Solo, ANTARA JATENG - Sastrawan Indonesia Sapardi Djoko Damono menyatakan keberadaan naskah kuno di Indonesia banyak dipengaruhi sejumlah negara asing yang pernah berkunjung ke Indonesia.

"Pertama kali India, baru kemudian Arab Saudi yang membawa budaya Islam, dan selanjutnya Amerika Latin. Jadi kalau sejarah Indonesia banyak dipengaruhi oleh negara barat itu memang benar," katanya pada acara talkshow "Naskah Kuno Dalam Perspektif Pustakawan, Pegiat Literasi, Seniman, dan Penyair" di Auditorium Universitas Sebelas Maret, Solo, Rabu.

Ia mengatakan sebelum menjadi naskah, sejarah Indonesia diceritakan secara lisan atau disebut juga dengan dongeng. Selanjutnya, seiring dengan perkembangan waktu sejarah tersebut dituangkan dalam bentuk tulisan.

"Seperti misalnya tulisan yang terpengaruh budaya India, yaitu dongeng Ramayana dan Mahabarata. Sampai sekarang dongeng tersebut masih diceritakan meskipun tidak sama persis," katanya.

Menurut dia, karena banyaknya negara asing yang membawa pengaruh bagi naskah kuno di Indonesia, sampai saat ini sastra klasik tersebut kaya akan khasanah.
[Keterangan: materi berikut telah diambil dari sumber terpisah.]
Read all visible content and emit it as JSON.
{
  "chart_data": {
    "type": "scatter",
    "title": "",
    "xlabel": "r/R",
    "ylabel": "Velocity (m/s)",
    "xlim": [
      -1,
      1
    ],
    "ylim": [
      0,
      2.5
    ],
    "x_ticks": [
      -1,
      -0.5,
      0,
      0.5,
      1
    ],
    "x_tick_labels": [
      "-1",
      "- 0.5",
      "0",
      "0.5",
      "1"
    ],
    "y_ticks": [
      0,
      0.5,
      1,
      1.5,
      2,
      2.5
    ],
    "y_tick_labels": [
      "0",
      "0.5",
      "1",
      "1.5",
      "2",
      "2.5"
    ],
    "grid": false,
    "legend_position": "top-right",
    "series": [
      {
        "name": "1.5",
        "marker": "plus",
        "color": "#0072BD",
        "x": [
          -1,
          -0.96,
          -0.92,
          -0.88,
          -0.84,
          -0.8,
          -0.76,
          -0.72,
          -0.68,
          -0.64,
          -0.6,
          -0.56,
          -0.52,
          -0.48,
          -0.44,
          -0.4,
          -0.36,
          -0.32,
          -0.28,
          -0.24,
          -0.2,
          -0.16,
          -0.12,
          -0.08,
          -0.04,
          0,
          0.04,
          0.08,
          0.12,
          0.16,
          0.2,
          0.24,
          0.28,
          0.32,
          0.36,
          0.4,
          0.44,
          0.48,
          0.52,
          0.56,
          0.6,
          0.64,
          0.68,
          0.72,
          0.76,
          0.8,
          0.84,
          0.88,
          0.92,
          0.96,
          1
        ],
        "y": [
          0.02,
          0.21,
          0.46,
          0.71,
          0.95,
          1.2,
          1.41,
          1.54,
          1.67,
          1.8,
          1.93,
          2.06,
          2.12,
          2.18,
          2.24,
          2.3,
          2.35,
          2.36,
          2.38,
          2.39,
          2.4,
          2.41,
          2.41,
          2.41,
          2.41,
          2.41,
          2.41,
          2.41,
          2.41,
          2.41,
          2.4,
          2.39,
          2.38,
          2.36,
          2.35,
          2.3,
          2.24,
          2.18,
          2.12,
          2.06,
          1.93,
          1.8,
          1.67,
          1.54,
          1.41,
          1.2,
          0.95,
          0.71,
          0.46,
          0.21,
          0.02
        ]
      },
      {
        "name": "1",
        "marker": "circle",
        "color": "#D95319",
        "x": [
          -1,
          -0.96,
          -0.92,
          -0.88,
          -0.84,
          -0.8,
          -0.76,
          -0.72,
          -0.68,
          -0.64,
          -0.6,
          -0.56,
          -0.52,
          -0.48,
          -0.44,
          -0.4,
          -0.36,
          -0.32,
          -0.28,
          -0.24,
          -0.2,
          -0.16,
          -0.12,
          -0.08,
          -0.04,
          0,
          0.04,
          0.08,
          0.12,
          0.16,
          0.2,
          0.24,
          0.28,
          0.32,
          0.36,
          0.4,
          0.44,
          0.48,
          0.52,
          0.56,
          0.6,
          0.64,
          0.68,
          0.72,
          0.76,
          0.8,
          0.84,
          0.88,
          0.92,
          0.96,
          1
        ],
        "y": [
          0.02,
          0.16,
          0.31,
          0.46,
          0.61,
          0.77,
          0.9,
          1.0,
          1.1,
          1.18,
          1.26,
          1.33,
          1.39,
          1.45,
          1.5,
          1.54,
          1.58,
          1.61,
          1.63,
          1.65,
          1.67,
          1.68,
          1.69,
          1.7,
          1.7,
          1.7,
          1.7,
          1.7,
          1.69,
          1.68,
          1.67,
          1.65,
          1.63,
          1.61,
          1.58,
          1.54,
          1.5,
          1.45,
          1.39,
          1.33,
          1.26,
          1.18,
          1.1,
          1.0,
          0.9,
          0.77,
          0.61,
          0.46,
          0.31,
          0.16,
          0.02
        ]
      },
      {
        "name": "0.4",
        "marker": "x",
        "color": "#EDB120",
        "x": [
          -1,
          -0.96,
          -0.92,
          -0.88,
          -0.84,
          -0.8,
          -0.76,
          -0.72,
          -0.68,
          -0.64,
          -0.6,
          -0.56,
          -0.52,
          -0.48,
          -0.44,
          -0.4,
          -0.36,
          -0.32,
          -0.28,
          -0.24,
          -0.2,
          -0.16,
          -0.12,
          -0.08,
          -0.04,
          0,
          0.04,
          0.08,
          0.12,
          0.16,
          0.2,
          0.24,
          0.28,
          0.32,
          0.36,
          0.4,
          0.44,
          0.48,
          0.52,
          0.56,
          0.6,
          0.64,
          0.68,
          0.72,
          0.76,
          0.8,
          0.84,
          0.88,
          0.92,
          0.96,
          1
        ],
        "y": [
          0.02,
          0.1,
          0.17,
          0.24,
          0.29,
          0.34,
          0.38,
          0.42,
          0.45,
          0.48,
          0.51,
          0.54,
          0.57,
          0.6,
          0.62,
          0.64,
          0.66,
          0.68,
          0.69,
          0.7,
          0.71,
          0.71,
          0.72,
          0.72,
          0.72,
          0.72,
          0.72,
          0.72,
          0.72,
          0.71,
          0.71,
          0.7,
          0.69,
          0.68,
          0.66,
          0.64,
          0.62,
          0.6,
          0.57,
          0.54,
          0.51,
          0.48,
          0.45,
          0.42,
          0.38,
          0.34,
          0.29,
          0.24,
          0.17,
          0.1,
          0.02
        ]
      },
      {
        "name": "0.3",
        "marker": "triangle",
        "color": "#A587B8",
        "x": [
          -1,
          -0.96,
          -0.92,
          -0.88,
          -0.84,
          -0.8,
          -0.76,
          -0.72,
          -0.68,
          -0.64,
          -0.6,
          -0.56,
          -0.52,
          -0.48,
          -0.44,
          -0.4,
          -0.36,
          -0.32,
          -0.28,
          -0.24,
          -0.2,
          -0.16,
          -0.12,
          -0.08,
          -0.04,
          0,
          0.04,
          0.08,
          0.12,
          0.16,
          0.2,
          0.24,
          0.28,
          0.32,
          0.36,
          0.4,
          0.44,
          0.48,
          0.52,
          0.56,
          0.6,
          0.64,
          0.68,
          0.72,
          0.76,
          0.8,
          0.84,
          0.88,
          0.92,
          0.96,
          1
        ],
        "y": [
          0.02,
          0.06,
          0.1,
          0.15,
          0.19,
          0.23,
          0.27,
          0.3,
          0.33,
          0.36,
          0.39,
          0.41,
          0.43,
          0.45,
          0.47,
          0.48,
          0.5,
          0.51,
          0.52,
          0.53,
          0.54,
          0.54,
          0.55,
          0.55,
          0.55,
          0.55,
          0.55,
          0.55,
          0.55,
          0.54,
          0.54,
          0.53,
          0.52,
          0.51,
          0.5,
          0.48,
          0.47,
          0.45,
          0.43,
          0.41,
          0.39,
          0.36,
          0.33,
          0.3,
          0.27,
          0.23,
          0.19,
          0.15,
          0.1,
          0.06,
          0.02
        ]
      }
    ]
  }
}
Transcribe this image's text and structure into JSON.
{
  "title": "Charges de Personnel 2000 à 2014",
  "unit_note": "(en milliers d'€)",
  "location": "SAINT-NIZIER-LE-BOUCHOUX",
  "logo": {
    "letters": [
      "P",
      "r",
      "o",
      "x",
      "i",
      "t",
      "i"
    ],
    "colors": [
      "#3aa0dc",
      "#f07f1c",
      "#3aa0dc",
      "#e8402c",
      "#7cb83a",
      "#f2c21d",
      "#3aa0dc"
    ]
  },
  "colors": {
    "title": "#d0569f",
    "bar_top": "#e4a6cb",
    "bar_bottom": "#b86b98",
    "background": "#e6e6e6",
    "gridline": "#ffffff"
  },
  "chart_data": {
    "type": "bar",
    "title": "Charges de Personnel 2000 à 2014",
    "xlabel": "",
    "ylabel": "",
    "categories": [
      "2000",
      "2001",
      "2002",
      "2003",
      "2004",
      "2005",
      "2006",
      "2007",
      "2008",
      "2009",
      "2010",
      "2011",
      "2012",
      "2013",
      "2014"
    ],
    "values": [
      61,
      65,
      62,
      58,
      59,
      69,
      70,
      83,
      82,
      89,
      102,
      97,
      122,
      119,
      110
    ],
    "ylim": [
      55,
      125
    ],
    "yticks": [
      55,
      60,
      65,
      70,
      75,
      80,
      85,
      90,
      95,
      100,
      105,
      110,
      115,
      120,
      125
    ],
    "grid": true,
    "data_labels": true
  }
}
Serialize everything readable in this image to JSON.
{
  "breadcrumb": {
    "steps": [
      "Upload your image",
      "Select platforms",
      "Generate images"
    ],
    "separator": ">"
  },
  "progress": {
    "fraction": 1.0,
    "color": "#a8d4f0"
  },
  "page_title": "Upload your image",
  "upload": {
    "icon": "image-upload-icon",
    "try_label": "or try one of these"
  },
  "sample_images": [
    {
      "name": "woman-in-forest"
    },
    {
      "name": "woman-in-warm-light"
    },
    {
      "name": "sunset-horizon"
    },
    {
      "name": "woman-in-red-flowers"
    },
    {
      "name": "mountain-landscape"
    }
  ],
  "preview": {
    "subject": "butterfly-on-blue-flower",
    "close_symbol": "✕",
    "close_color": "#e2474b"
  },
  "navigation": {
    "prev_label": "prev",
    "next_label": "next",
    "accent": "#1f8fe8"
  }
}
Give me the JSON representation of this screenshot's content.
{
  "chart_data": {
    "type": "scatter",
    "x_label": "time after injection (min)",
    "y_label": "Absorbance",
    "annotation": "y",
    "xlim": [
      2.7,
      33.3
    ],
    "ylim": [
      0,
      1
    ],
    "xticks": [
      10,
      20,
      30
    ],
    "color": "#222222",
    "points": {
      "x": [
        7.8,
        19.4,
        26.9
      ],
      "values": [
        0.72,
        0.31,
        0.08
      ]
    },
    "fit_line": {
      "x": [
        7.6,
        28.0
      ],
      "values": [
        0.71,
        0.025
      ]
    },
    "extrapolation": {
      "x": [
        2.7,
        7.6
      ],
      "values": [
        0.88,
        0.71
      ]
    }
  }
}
Bahkan, dikatakannya, peninggalan di masa lalu yang tertuang dalam naskah kuno tersebut bisa dimanfaatkan untuk kehidupan masa kini.

"Karena apapun yang terjadi pada saat itu kan dituangkan dalam naskah kuno, sehingga ajaran pada saat itu bisa dimanfaatkan untuk menghadapi segala situasi pada saat ini," katanya.

Meski demikian, diakuinya, jumlah penerjemah naskah kuno yang ada saat ini belum sebanding dengan keberadaan naskah kuno itu sendiri sehingga isi dari naskah kuno tersebut tidak banyak diketahui oleh masyarakat.

"Seharusnya yang menerjemahkan ya kita kita ini, dengan begitu isi naskah akan diketahui oleh masyarakat luas," katanya.

Sementara itu, mengenai penulisan ulang sejarah yang tertuang dalam naskah kuno, menurut dia, hal itu tidak menyalahi aturan. Bahkan, jika penulisan ulang tersebut menggunakan bahasa kekinian.

"Hak kita untuk mengubah segala sesuatu yang telah terjadi, itu kan tafsir. Kalau mau mengingat, sejarah kita sudah berapa kali diganti. Banyak peristiwa yang sama tetapi cara penulisannya berbeda. Memang tugas sastra adalah menyampaikan tafsir terhadap peristiwa yang ada di sekitarnya," katanya.

Meski demikian, menurut dia, isi dari tafsir tersebut tetap menjadi tanggung jawab masing-masing penulis.

"Tetapi pada prinsipnya, hal itu bukan sesuatu yang aneh atau harus dihindari," katanya.